LA DEFAITE DES FEMMES
La liberté sexuelle, vraiment ?
(Plon, 2016)
EXTRAITS DE L'AVANT-PROPOS
Cheveux virevoltant au vent, jupes courtes et pantalons à pattes d’éléphant, elles défilent en riant dans les rues de Paris, insouciantes, majestueuses, splendides. Elles clament que leur corps leur appartient, qu’il n’est plus soumis aux lois, aux tabous, aux interdits, aux violences imposés depuis tant de décennies par les prêtres, les pères, les maris·; elles crient leur droit d’avoir des enfants si elles le veulent, quand elles le veulent… D’avoir du plaisir avec qui elles veulent, quand elles le veulent. Elles sont jeunes, elles sont belles, et elles chantent leur indépendance conquise, leur joie de vivre, leur désir d’aimer. Elles respirent à pleins poumons l’air nouveau de la liberté.
Libérées, vraiment·? Libres de leurs choix·? Libres de leurs corps·? Aujourd’hui, quarante ans plus tard, alors que nombre de jeunes filles considèrent le féminisme comme une maladie honteuse, on ne bat plus le pavé pour libérer le corps des femmes, mais pour le réglementer. Parés de rose et bleu, couleur fille, couleur garçon, les militants de la «·Manif pour tous·» dénoncent la perversion des mœurs, crient leur refus du mariage homosexuel, leur horreur de l’avortement, leur rejet de la procréation médicalement assistée, parfois leur réticence envers la contraception. A l’Assemblée nationale, au Sénat, dans les Régions, certains de leurs amis politiques tentent de rogner l’accès à l’interruption volontaire de grossesse et de diminuer les crédits du Planning familial…
Aujourd’hui, quarante ans plus tard, sur la place de grandes villes, au cœur de l’Europe, on voit des hommes, en hordes mouvantes, attraper les passantes comme des proies, former autour d’elles des cercles serrés pour les palper sous les vêtements, les agresser, les insulter…

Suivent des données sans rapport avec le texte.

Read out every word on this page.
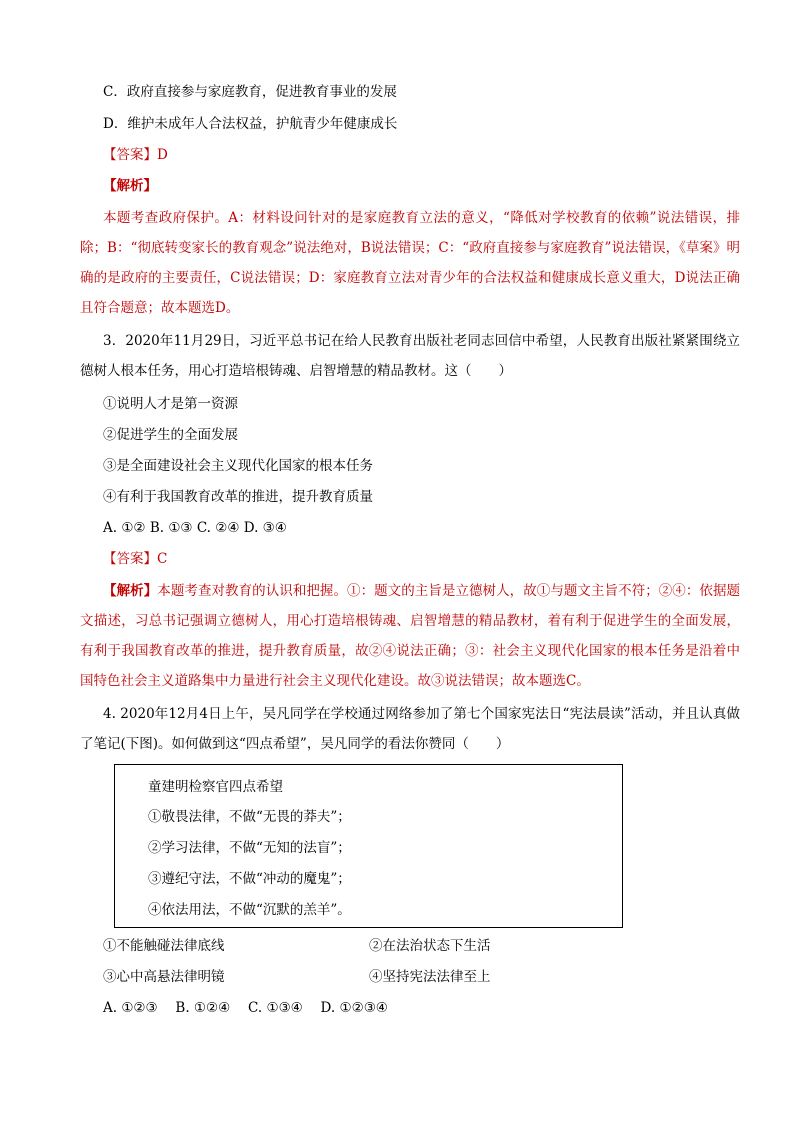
C．政府直接参与家庭教育，促进教育事业的发展
D．维护未成年人合法权益，护航青少年健康成长
【答案】D
【解析】
本题考查政府保护。A：材料设问针对的是家庭教育立法的意义，“降低对学校教育的依赖”说法错误，排除；B：“彻底转变家长的教育观念”说法绝对，B说法错误；C：“政府直接参与家庭教育”说法错误，《草案》明确的是政府的主要责任，C说法错误；D：家庭教育立法对青少年的合法权益和健康成长意义重大，D说法正确且符合题意；故本题选D。
3．2020年11月29日，习近平总书记在给人民教育出版社老同志回信中希望，人民教育出版社紧紧围绕立德树人根本任务，用心打造培根铸魂、启智增慧的精品教材。这（　　）
①说明人才是第一资源
②促进学生的全面发展
③是全面建设社会主义现代化国家的根本任务
④有利于我国教育改革的推进，提升教育质量
A. ①② B. ①③ C. ②④ D. ③④
【答案】C
【解析】本题考查对教育的认识和把握。①：题文的主旨是立德树人，故①与题文主旨不符；②④：依据题文描述，习总书记强调立德树人，用心打造培根铸魂、启智增慧的精品教材，着有利于促进学生的全面发展，有利于我国教育改革的推进，提升教育质量，故②④说法正确；③：社会主义现代化国家的根本任务是沿着中国特色社会主义道路集中力量进行社会主义现代化建设。故③说法错误；故本题选C。
4. 2020年12月4日上午，吴凡同学在学校通过网络参加了第七个国家宪法日“宪法晨读”活动，并且认真做了笔记(下图)。如何做到这“四点希望”，吴凡同学的看法你赞同（　　）
童建明检察官四点希望
①敬畏法律，不做“无畏的莽夫”；
②学习法律，不做“无知的法盲”；
③遵纪守法，不做“冲动的魔鬼”；
④依法用法，不做“沉默的羔羊”。
①不能触碰法律底线	②在法治状态下生活
③心中高悬法律明镜	④坚持宪法法律至上
A. ①②③　 B. ①②④　 C. ①③④　 D. ①②③④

Aujourd’hui, dans de nombreuses cités françaises, des femmes rasent les murs comme des fantômes, visages fermés, jupes longues et noires, veillées par des barbus vigilants. Ils réclament, eux, qu’on les laisse dissimuler le corps de leurs compagnes comme ils l’entendent, ils demandent des lieux publics séparés, affirment leur dégoût de la chair et de la nudité. Et des marques célèbres de prêt-à-porter proposent complaisamment des collections dites «·pudiques·» destinées à rendre floue la silhouette féminine...
Feuilletez au hasard un magazine pour adolescentes. De quoi est-il question·? Du plaisir primordial des garçons, de la meilleure manière de les rendre fous d’excitation, des dix recettes pour les faire rapidement jouir… La femme «·libérée·» doit apprendre à se comporter comme une prostituée. Ouvrez Internet. En un clic «·coquin·» - bel euphémisme - surgissent des milliers d’images montrant de jeunes filles aux yeux effarés, le visage dégoulinant de sperme, filmées dans des scènes violentes où elles sont «·punies·» à coup de sexes mâles. Le propos de la pornographie 2.0, ce n’est plus le sexe, mais l’avilissement des femmes. Branchez la télévision. Dans les spots publicitaires, les séries, les talk-shows, on reprend désormais des clichés que l’on croyait surannés, en se moquant de la ravissante idiote au cerveau minuscule et au corps offert.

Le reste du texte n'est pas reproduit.